N\'eron models and base change

TL;DR

This paper investigates how Néron models of semi-abelian varieties, especially Jacobians, change under finite field extensions, focusing on component groups, conductors, and motivic zeta functions.

Contribution

It provides new insights into the behavior of Néron models under base change, including rationality results and relations between various conductors and filtrations.

Findings

Rationality results for generating series of component groups

Relations between Chai's base change conductor, Edixhoven's filtration, and the Artin conductor

Applications to motivic zeta functions of semi-abelian varieties

Abstract

We study various aspects of the behaviour of N\'eron models of semi-abelian varieties under finite extensions of the base field, with a special emphasis on wildly ramified Jacobians.
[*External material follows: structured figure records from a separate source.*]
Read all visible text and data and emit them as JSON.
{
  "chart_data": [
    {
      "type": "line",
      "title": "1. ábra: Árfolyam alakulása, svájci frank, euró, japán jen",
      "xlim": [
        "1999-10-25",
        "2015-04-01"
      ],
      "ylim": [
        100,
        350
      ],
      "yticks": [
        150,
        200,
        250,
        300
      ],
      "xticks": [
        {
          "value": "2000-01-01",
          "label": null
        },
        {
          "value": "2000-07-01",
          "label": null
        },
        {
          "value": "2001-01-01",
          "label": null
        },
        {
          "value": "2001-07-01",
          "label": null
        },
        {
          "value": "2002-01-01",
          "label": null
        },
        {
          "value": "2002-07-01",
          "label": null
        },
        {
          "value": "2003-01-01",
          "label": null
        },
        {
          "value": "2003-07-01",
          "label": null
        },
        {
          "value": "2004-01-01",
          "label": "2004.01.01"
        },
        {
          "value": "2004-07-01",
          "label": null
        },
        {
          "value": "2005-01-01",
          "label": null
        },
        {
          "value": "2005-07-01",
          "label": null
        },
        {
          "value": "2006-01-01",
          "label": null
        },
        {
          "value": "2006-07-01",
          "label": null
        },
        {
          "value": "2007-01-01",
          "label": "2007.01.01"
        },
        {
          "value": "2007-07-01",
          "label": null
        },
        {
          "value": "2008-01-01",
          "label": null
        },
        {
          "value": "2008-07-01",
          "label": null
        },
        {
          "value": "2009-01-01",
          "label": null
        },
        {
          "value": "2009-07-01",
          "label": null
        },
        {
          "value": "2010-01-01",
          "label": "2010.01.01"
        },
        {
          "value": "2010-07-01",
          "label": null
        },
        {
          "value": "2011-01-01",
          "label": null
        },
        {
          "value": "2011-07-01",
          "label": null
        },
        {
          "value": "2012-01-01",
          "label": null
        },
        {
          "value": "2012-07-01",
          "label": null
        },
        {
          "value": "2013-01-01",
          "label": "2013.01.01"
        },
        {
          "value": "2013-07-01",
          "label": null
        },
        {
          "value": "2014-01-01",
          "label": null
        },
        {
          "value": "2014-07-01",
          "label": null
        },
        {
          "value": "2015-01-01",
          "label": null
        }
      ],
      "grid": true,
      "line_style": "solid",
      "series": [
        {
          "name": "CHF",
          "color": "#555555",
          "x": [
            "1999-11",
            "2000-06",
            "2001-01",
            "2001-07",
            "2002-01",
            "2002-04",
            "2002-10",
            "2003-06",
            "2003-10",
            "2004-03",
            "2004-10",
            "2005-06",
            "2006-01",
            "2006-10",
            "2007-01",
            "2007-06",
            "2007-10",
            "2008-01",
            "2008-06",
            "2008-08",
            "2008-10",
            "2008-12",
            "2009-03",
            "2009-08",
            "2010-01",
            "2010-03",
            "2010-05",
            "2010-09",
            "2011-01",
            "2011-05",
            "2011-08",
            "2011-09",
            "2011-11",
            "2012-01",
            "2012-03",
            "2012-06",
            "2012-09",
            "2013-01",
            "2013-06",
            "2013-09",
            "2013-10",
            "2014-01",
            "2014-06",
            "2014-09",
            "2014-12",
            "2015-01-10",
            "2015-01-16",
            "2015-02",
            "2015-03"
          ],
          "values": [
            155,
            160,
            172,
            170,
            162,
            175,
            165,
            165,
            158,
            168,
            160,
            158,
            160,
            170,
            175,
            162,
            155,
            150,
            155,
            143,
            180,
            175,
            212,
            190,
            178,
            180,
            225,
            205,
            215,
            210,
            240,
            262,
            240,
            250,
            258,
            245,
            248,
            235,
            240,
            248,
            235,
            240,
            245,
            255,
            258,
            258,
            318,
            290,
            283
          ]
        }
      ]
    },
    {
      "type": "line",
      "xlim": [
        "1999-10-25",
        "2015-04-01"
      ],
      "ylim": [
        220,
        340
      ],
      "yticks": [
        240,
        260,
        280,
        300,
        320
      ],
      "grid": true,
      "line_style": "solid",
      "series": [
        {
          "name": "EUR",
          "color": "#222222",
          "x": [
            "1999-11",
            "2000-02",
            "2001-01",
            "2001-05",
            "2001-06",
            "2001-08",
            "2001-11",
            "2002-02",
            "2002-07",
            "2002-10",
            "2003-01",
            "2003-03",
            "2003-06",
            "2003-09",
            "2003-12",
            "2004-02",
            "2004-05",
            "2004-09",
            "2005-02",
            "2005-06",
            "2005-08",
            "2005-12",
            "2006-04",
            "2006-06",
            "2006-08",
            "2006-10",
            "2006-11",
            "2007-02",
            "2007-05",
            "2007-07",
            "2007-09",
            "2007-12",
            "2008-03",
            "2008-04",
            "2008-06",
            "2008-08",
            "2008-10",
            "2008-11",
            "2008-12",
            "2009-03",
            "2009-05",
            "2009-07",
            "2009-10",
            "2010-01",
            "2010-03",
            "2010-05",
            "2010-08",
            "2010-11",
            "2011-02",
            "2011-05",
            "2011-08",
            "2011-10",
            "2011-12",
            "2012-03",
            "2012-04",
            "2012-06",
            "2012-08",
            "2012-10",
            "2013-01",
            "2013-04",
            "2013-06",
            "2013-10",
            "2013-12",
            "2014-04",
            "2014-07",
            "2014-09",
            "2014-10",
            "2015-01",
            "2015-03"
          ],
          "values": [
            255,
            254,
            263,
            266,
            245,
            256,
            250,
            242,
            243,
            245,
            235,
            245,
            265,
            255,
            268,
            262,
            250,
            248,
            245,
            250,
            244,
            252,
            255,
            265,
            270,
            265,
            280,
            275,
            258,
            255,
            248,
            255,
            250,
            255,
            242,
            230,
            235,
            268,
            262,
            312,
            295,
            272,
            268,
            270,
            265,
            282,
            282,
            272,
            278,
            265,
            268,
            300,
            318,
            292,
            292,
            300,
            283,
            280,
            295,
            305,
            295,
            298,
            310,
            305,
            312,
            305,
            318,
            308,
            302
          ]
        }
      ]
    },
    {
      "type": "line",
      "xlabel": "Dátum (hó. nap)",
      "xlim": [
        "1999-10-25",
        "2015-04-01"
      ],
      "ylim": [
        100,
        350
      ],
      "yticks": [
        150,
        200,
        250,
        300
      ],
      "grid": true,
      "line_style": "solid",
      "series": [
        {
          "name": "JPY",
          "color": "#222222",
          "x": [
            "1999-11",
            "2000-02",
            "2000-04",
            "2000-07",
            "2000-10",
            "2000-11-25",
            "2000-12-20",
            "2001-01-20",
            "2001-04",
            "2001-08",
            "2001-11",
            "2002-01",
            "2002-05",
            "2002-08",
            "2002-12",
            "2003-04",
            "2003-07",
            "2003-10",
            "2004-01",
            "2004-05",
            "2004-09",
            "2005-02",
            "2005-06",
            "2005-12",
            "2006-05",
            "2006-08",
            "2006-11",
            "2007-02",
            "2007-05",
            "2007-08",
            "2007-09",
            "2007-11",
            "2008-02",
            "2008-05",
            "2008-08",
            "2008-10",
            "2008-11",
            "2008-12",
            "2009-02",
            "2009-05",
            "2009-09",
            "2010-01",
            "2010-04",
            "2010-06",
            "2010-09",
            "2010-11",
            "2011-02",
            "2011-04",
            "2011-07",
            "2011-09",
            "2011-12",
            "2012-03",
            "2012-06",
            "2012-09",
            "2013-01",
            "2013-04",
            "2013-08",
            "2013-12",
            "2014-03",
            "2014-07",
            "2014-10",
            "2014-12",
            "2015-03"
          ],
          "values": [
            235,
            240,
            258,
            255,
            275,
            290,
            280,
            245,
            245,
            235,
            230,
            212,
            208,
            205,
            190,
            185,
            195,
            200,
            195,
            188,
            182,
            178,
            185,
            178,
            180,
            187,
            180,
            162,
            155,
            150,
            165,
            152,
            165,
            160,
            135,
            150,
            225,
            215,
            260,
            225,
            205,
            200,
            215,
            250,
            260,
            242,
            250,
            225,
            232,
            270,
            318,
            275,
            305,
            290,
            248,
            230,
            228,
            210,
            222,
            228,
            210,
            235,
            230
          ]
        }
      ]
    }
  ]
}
In Part 1, we analyze the behaviour of the component groups of the N\'eron models, and we prove rationality results for a certain generating series encoding their orders. In Part 2, we discuss Chai's base change conductor and Edixhoven's filtration, and their relation to the Artin conductor. All of these results are applied in Part 3 to the study of motivic zeta functions of semi-abelian varieties. Part 4 contains some intriguing open problems and directions for further research. The main tools in this work are non-archimedean uniformization and a detailed analysis of the behaviour of regular models of curves under base change.